The Dodgers’ offense is off to its best start in 127 years, and scoring runs at a near record pace to fuel a scorching 8-2 start to 2019.
Los Angeles finished off a three-game sweep against its main competition in the National League West, the Colorado Rockies on Sunday, and now stand atop the division yet again. Blunt force has been the Dodgers’ main weapon, bludgeoning teams with an endless offense. Here’s a look at some eye-popping stats from these first 10 games.
Runs, runs and more runs
Best 10-game starts in the modern era
Los Angeles has scored a whopping 84 runs through 10 games, an 8.4 average that leads the majors. The also hot Mariners have actually scored one more run than the Dodgers but have played one more game.
The Dodgers led the NL in runs scored in 2018 so LA pacing the league isn’t a surprise, but the sheer volume of runs so far is almost unprecedented. In baseball’s modern era (1901-present), only two teams scored more runs through 10 games than the Dodgers.

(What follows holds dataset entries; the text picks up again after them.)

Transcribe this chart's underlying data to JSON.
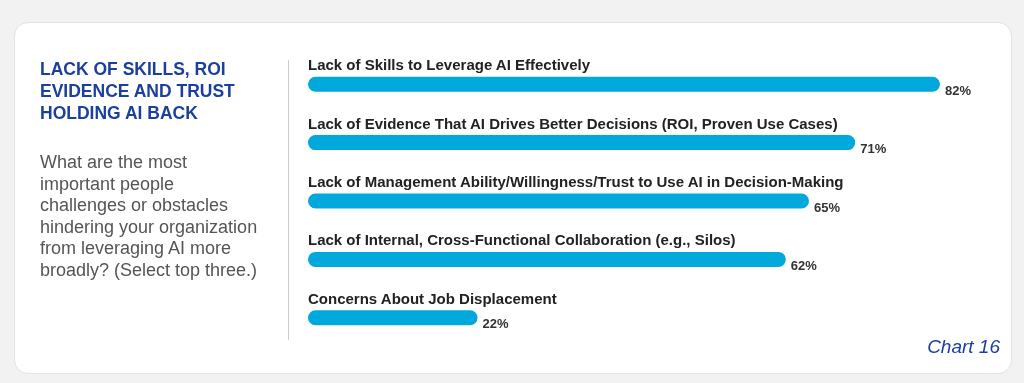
{
  "chart_data": {
    "type": "bar",
    "orientation": "horizontal",
    "title": "LACK OF SKILLS, ROI EVIDENCE AND TRUST HOLDING AI BACK",
    "subtitle": "What are the most important people challenges or obstacles hindering your organization from leveraging AI more broadly? (Select top three.)",
    "categories": [
      "Lack of Skills to Leverage AI Effectively",
      "Lack of Evidence That AI Drives Better Decisions (ROI, Proven Use Cases)",
      "Lack of Management Ability/Willingness/Trust to Use AI in Decision-Making",
      "Lack of Internal, Cross-Functional Collaboration (e.g., Silos)",
      "Concerns About Job Displacement"
    ],
    "values": [
      82,
      71,
      65,
      62,
      22
    ],
    "value_labels": [
      "82%",
      "71%",
      "65%",
      "62%",
      "22%"
    ],
    "color": "#00a8dc",
    "tick_labels": "y",
    "annotations": [
      "Chart 16"
    ]
  }
}
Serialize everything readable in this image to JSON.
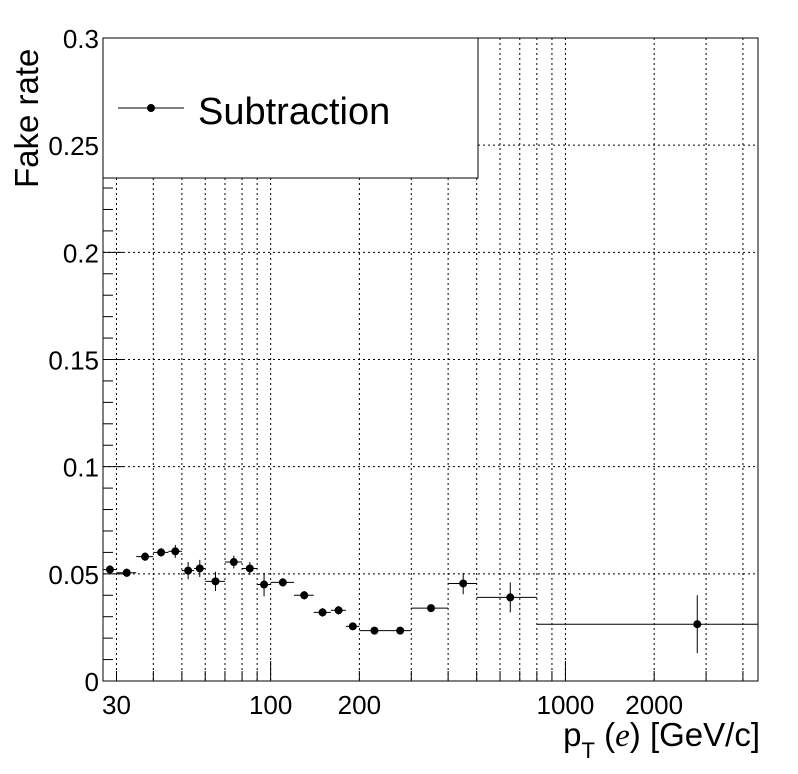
{
  "chart_data": {
    "type": "scatter",
    "ylabel": "Fake rate",
    "xlabel": {
      "main": "p",
      "sub": "T",
      "var_open": " (",
      "var": "e",
      "var_close": ")",
      "unit": " [GeV/c]"
    },
    "xscale": "log",
    "xlim": [
      27,
      4500
    ],
    "ylim": [
      0,
      0.3
    ],
    "grid": true,
    "x_tick_labels": [
      {
        "x": 30,
        "label": "30"
      },
      {
        "x": 100,
        "label": "100"
      },
      {
        "x": 200,
        "label": "200"
      },
      {
        "x": 1000,
        "label": "1000"
      },
      {
        "x": 2000,
        "label": "2000"
      }
    ],
    "y_tick_labels": [
      {
        "y": 0,
        "label": "0"
      },
      {
        "y": 0.05,
        "label": "0.05"
      },
      {
        "y": 0.1,
        "label": "0.1"
      },
      {
        "y": 0.15,
        "label": "0.15"
      },
      {
        "y": 0.2,
        "label": "0.2"
      },
      {
        "y": 0.25,
        "label": "0.25"
      },
      {
        "y": 0.3,
        "label": "0.3"
      }
    ],
    "legend": {
      "position": "top-left",
      "entries": [
        "Subtraction"
      ]
    },
    "series": [
      {
        "name": "Subtraction",
        "color": "#000000",
        "points": [
          {
            "x": 28.5,
            "xlo": 27,
            "xhi": 30,
            "y": 0.052,
            "yerr": 0.002
          },
          {
            "x": 32.5,
            "xlo": 30,
            "xhi": 35,
            "y": 0.0505,
            "yerr": 0.002
          },
          {
            "x": 37.5,
            "xlo": 35,
            "xhi": 40,
            "y": 0.058,
            "yerr": 0.002
          },
          {
            "x": 42.5,
            "xlo": 40,
            "xhi": 45,
            "y": 0.06,
            "yerr": 0.002
          },
          {
            "x": 47.5,
            "xlo": 45,
            "xhi": 50,
            "y": 0.0605,
            "yerr": 0.003
          },
          {
            "x": 52.5,
            "xlo": 50,
            "xhi": 55,
            "y": 0.0515,
            "yerr": 0.004
          },
          {
            "x": 57.5,
            "xlo": 55,
            "xhi": 60,
            "y": 0.0525,
            "yerr": 0.004
          },
          {
            "x": 65,
            "xlo": 60,
            "xhi": 70,
            "y": 0.0465,
            "yerr": 0.0045
          },
          {
            "x": 75,
            "xlo": 70,
            "xhi": 80,
            "y": 0.0555,
            "yerr": 0.003
          },
          {
            "x": 85,
            "xlo": 80,
            "xhi": 90,
            "y": 0.0525,
            "yerr": 0.003
          },
          {
            "x": 95,
            "xlo": 90,
            "xhi": 100,
            "y": 0.045,
            "yerr": 0.0055
          },
          {
            "x": 110,
            "xlo": 100,
            "xhi": 120,
            "y": 0.046,
            "yerr": 0.002
          },
          {
            "x": 130,
            "xlo": 120,
            "xhi": 140,
            "y": 0.04,
            "yerr": 0.002
          },
          {
            "x": 150,
            "xlo": 140,
            "xhi": 160,
            "y": 0.032,
            "yerr": 0.002
          },
          {
            "x": 170,
            "xlo": 160,
            "xhi": 180,
            "y": 0.033,
            "yerr": 0.002
          },
          {
            "x": 190,
            "xlo": 180,
            "xhi": 200,
            "y": 0.0255,
            "yerr": 0.001
          },
          {
            "x": 225,
            "xlo": 200,
            "xhi": 250,
            "y": 0.0235,
            "yerr": 0.001
          },
          {
            "x": 275,
            "xlo": 250,
            "xhi": 300,
            "y": 0.0235,
            "yerr": 0.001
          },
          {
            "x": 350,
            "xlo": 300,
            "xhi": 400,
            "y": 0.034,
            "yerr": 0.0015
          },
          {
            "x": 450,
            "xlo": 400,
            "xhi": 500,
            "y": 0.0455,
            "yerr": 0.005
          },
          {
            "x": 650,
            "xlo": 500,
            "xhi": 800,
            "y": 0.039,
            "yerr": 0.007
          },
          {
            "x": 2800,
            "xlo": 800,
            "xhi": 4500,
            "y": 0.0265,
            "yerr": 0.0135
          }
        ]
      }
    ]
  }
}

The Babe Ruth and Lou Gehrig-led Yankees in 1932 have the lead with 90 runs in the first 10 games.
Only twice have the Dodgers scored more than 84 runs in their first 10 games, and the last was in 1892, just their third year in the National League when they played in Brooklyn.
In 2018 only twice did a team score 84 runs over any 10-game stretch: one by the Dodgers, one by the Red Sox.
The Dodgers lead the majors in batting average (.309), on-base percentage (.406), slugging (.592), OPS (.998), and wOBA (.418).
Opposing starting pitchers against the Dodgers this year have an 7.85 ERA while allowing 49 total runs in 47 innings.
Bellinger on fire
Cody Bellinger is on pace for 113 HR and 292 RBI.
Yes, it is ridiculously early in the season to even think about what a player is on pace for, considering we have only seen roughly 1/16th of the season. But still with numbers this gaudy, Bellinger certainly stands out, topping the majors in home runs (seven), RBI (18), runs scored (16), slugging percentage (1.023), OPS (1.523) and wOBA (.619), while second in batting average (.455).
To repeat, Bellinger’s slugging percentage is 1.023.
The only players with more home runs through a season’s first 10 games than Bellinger’s prodigious seven long balls are Mike Schmidt (1976) and Luis Gonzalez (2001), each with nine.
The latest was a picturesque beauty on Sunday night at Coors Field.
Home runs have been the calling card for the Dodgers so far with 24 of them through 10 games, a total topped only by two teams in MLB history again including this year’s Seattle sluggers:
The Dodgers last year led the National League with 235 home runs, setting a franchise record. But they didn’t hit their 24th home run of the season until their 26th game.
This year the Dodgers have homered in all 10 games while the Mariners have homered in all 11. The MLB record to start a season is 14 games with a home run, set by the 2002 Indians.
It’s not only home runs!
Yes the Dodgers have mashed taters at a prodigious rate, but they have not as the saying goes been too reliant on the home run. In fact the Dodgers have scored more runs when not hitting the ball out of the park (49) than they have on all their home runs (35).
If you take away all the Dodgers’ home runs, those 49 other runs would rank sixth in the NL in scoring.
With runners in scoring position the Dodgers are hitting .333/.431/.527.
The Dodgers are a team flush with depth, but the position at which they were presumed most vulnerable was catcher, especially after losing Yasmani Grandal. Los Angeles is making it work behind the plate with a combination of Austin Barnes and Russell Martin, both adept at pitch framing and getting on base while at-bat though both coming off disappointing offensive seasons.
But through the first 10 games of 2019, Barnes and Martin have been wonderful backstops, hitting a combined .419/.545/.774. Dodgers catchers rank second in the majors in batting average, on-base percentage,and OPS, and are third in slugging percentage.
Martin even pitched a scoreless inning, finishing off a blowout in the season’s third game, getting to close out a Dodgers’ win before Kenley Jansen.
Hot starts themselves don’t mean much, other than providing some early breathing room. The Dodgers saw the opposite first hand the last two seasons, with an 11-12 start in 2017 on their way to 104 wins, then stuck in the 16-26 doldrums in 2018 before rebounding with 92 wins and a sixth straight division title.
LA might very well win a seventh consecutive division title this year, and at the very least their 8-2 start is a nice early foundation.